The prevalence of systemic hypertension in dogs and cats with CRF ranges from approximately 30 to 75% of affected patients; the prevalence of hypertension is higher in animals with glomerular disease and proteinuria. Systemic hypertension is a major risk factor for the progression of CRF in people and rats. Recent evidence suggests that is also true for dogs and cats with CRF. Perfusion pressure in remnant glomeruli during CRF is increased (vasodilatation of afferent arterioles due to the super-nephron phenomenon), and the fear is that increased systemic blood pressure will be transmitted to the glomerular vascular beds causing further damage. A clinical study of dogs showed that dogs with systemic hypertension at breakpoint high levels progressively lost renal function at greater rates than dogs with lower systemic blood pressure. More rapid progression occurred in dogs with initial blood pressure greater than 160 mm Hg though blood pressure remained increased despite antihypertensive treatments in 10 of 11 dogs. Those in the high blood pressure group had 3 times an increased risk for uremic crisis than dogs in lower pressure groups and had much greater risk for renal related death (Jacob 2003).
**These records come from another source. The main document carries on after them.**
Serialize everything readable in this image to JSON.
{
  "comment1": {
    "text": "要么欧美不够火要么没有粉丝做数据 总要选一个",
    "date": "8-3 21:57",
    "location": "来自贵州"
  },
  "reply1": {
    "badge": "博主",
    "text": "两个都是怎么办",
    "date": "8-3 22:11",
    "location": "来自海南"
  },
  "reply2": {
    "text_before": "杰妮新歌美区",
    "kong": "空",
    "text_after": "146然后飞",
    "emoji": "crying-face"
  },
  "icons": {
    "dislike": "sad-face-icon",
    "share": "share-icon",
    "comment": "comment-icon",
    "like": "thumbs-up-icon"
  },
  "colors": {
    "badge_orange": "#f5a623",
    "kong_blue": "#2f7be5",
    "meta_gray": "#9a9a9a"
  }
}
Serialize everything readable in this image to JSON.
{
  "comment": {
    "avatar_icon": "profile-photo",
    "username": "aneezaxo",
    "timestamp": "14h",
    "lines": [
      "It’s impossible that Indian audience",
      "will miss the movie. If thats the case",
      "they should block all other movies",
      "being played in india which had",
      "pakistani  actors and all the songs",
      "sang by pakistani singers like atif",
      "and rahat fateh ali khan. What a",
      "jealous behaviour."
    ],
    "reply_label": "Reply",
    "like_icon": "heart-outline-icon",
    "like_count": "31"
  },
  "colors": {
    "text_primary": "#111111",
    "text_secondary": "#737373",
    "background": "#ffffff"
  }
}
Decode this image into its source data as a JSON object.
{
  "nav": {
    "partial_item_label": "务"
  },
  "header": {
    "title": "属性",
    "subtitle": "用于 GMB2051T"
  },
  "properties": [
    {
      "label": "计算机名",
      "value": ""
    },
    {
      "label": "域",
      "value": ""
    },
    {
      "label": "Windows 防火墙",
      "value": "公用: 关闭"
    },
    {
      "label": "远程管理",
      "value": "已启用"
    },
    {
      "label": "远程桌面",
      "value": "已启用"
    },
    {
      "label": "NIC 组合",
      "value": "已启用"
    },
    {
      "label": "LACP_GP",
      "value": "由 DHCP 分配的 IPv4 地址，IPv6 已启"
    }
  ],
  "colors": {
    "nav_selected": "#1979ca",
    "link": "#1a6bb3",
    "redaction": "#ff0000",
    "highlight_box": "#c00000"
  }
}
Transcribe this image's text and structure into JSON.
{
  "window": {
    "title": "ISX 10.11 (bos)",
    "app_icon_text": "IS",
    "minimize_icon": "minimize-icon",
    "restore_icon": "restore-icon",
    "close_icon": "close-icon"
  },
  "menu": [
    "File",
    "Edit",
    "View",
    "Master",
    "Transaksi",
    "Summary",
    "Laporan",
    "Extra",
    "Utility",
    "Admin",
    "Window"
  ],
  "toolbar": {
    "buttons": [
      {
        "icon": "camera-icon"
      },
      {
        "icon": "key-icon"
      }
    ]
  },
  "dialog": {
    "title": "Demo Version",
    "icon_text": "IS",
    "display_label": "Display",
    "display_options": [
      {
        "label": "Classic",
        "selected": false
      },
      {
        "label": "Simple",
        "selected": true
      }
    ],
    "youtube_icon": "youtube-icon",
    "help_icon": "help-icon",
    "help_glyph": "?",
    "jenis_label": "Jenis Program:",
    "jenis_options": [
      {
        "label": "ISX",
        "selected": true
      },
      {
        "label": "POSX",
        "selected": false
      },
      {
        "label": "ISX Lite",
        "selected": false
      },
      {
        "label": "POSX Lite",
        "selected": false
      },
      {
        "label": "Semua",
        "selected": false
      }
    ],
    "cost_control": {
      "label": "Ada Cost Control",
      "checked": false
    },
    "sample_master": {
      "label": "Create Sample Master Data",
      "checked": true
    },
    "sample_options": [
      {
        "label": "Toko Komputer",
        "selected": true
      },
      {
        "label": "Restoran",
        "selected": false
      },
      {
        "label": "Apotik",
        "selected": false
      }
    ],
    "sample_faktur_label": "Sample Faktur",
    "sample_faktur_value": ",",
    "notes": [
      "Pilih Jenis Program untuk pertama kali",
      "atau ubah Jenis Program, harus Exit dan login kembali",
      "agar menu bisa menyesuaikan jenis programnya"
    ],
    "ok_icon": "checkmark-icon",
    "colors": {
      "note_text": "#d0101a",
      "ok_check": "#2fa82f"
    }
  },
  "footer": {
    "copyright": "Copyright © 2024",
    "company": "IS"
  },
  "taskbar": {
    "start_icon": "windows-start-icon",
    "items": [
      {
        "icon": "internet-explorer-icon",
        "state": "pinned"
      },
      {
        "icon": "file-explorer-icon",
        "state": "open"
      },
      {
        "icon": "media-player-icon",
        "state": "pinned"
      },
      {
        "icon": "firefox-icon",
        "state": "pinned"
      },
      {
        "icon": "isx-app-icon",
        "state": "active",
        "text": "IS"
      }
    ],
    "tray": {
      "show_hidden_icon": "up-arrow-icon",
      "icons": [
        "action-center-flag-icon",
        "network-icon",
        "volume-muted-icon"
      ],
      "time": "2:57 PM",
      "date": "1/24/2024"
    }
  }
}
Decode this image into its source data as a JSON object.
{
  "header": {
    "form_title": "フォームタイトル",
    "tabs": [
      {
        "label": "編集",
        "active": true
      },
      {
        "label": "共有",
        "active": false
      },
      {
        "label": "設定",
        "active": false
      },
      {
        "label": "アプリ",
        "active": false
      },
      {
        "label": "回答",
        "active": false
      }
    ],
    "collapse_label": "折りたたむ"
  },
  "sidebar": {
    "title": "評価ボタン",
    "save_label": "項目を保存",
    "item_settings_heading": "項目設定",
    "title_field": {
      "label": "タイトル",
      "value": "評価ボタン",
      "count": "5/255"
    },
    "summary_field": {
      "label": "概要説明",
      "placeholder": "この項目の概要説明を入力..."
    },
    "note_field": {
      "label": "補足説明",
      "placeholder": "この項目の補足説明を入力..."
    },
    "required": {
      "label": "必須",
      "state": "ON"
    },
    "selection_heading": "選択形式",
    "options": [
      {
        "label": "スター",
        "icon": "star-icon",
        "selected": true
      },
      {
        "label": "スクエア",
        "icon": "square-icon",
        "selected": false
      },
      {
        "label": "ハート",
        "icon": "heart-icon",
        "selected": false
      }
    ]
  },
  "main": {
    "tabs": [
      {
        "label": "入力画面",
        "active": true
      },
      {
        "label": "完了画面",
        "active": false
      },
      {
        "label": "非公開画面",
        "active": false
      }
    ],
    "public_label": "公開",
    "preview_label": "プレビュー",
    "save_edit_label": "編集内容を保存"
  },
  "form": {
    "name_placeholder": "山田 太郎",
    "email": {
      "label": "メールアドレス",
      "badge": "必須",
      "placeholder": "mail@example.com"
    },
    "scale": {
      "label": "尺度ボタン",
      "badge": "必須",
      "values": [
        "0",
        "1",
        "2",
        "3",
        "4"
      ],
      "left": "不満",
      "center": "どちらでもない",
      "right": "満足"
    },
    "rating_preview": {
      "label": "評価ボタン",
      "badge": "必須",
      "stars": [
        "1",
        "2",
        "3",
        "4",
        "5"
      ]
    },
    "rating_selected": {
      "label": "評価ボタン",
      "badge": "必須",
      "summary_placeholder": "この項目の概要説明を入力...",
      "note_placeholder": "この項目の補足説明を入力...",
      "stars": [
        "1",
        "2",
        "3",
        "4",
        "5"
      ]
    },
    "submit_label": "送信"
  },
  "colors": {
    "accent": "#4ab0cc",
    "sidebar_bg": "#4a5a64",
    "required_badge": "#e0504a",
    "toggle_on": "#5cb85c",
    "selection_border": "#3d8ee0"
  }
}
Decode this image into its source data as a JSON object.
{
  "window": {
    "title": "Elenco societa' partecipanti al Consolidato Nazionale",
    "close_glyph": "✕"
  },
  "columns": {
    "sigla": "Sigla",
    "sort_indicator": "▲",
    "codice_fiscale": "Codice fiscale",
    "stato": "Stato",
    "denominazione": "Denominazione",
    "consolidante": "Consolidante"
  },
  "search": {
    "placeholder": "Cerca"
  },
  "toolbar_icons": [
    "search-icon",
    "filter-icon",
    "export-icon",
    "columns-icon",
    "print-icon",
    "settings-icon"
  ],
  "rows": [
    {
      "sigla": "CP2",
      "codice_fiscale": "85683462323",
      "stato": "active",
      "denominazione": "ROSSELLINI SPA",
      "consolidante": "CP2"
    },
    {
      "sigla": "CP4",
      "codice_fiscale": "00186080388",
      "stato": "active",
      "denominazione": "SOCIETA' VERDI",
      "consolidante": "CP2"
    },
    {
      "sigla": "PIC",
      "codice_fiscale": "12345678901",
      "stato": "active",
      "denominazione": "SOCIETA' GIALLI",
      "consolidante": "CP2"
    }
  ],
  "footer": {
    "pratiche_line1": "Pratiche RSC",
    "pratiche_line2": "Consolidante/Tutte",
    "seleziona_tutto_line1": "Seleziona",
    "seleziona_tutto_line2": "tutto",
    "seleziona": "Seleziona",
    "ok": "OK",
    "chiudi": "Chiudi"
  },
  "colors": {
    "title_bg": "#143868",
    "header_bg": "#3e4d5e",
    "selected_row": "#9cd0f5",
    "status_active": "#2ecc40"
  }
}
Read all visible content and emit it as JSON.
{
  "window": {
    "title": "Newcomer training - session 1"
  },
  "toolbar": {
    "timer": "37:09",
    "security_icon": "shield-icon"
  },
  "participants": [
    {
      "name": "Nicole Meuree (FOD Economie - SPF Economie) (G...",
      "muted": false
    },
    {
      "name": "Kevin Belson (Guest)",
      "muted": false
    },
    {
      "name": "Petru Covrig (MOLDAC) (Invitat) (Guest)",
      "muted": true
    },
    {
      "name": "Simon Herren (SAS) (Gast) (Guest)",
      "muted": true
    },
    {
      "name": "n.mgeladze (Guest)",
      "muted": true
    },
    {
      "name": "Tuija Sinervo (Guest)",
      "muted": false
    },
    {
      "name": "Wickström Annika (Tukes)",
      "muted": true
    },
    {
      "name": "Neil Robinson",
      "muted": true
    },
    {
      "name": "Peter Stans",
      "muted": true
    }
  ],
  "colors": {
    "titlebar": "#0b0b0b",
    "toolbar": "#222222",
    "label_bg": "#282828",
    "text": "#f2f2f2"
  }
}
Patients with systolic blood pressure readings consistently above 165 mm Hg or those with abnormally high blood pressure readings that also have fundic lesions consistent with hypertensive retinopathy (e.g., retinal edema, intra-retinal serous exudation, retinal hemorrhages, arterial tortuosity, retinal detachment) are considered candidates for anti-hypertensive therapy. Single agent antihypertensive therapy using ACE-Inhibitors (ACE-I; enalapril, benazepril), calcium channel blockers (amlodipine), beta adrenergic antagonists (atenolol, propranolol), or alpha-1 adrenergic antagonist (prazosin) may lower blood pressure. Diuretics and dietary salt restriction are not effective treatment for severe hypertension. Enalapril (0.5 mg/kg PO q12h) is often recommended in dogs with renal disease and hypertension since intrarenal protection may be afforded in addition to lowering of systemic blood pressure. Renal origin hypertension may require much higher doses of ACE-I however and often times a second agent must be added on for effective treatment. Enalapril has not been very effective for treatment of hypertensive cats. The calcium channel blocker, amlodipine has been used successfully to manage hypertension in cats at a dosage 0.625 to 1.25 mg per cat given orally once per day. Follow-up evaluations should be scheduled for one week after beginning treatment with amlodipine. Adverse effects (including hypotension) are very uncommon with the use of amlodipine in cats. In a recent study, amlodipine controlled hypertension in nearly 60% of CRF cats treated over a period of 3 months or more (Elliott 2001). Side-effects from antihypertensives include hypotension and reduced blood flow to kidneys. In some animals, it appears that high systemic blood pressure is helping to drive GFR since when systemic hypertension is successfully treated, GRF falls and BUN and creatinine increase. In others, GFR actually increases as the level of systemic hypertension declines.